The speed of a boat in still water is 30 km h and the rate of the current is 6 km h. The distance (in km) travelled upstream in 5 minutes is:

To solve the problem step by step, we will follow these calculations: 1. **Identify the speed of the boat and the current:** - Speed of the boat in still water = 30 km/h - Speed of the current = 6 km/h 2. **Calculate the effective speed of the boat when traveling upstream:** - The effective speed of the boat upstream is calculated by subtracting the speed of the current from the speed of the boat. \[ \text{Effective speed upstream} = \text{Speed of the boat} - \text{Speed of the current} = 30 \text{ km/h} - 6 \text{ km/h} = 24 \text{ km/h} \] 3. **Convert the time from minutes to hours:** - We need to find out how far the boat travels in 5 minutes.

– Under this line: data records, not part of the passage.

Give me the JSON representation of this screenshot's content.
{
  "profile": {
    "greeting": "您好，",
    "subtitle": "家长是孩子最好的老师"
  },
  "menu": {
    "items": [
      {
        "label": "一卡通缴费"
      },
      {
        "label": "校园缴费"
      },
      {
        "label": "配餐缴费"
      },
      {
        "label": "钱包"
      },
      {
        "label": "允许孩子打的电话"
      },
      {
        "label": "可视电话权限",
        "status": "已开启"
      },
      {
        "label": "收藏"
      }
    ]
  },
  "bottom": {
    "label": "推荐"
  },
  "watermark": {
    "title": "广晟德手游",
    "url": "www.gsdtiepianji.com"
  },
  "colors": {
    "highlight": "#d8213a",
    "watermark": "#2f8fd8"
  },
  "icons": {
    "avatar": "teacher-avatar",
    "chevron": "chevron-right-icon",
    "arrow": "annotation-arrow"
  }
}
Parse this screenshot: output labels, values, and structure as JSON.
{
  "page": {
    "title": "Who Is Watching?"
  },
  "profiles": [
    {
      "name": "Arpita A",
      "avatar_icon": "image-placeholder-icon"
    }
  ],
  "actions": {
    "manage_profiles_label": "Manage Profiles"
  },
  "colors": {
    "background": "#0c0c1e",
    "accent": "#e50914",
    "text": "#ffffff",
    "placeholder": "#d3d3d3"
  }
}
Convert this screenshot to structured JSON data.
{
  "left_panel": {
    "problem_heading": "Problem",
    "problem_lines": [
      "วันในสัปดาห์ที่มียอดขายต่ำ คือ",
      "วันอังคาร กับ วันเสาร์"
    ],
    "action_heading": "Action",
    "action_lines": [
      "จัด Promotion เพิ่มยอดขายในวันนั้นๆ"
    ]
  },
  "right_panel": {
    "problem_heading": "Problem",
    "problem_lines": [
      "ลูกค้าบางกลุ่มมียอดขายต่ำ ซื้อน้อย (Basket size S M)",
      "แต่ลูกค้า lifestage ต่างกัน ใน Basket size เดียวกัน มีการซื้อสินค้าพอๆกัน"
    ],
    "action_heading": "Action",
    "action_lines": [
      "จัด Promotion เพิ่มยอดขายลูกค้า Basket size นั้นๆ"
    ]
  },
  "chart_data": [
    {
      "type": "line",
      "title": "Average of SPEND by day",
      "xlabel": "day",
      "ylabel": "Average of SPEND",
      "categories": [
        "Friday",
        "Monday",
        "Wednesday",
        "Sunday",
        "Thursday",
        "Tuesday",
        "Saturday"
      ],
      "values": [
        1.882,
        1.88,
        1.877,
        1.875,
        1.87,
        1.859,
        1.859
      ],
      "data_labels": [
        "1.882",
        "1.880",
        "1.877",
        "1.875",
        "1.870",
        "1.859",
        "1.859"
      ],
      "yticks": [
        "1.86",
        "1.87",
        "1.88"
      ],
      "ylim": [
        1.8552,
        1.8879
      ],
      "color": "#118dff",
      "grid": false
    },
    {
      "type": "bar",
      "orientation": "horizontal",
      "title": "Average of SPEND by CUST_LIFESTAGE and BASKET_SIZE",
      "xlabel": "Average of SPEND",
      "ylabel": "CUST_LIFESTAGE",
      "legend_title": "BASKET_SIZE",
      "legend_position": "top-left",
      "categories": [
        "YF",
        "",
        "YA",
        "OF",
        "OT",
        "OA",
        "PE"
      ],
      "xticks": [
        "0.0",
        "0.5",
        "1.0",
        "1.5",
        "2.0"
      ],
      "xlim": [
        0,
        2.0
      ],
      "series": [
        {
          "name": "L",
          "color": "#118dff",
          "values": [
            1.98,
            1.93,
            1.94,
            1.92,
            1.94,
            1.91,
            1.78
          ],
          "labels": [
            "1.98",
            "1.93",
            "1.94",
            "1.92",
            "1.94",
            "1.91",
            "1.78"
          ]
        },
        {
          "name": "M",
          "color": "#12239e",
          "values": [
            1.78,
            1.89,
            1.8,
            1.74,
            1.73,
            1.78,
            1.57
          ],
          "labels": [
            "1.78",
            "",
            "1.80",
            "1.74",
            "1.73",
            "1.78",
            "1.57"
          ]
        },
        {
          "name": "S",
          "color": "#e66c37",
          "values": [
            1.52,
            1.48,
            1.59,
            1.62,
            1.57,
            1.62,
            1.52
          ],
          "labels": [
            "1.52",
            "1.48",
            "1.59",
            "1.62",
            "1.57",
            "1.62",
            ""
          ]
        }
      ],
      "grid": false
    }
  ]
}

First, we convert 5 minutes into hours. \[ \text{Time in hours} = \frac{5 \text{ minutes}}{60} = \frac{1}{12} \text{ hours} \] 4. **Calculate the distance traveled upstream in 5 minutes:** - We use the formula for distance, which is: \[ \text{Distance} = \text{Speed} \times \text{Time} \] - Substituting the effective speed and the time we found: \[ \text{Distance} = 24 \text{ km/h} \times \frac{1}{12} \text{ hours} = 2 \text{ km} \] 5. **Final answer:** - The distance traveled upstream in 5 minutes is **2 km**.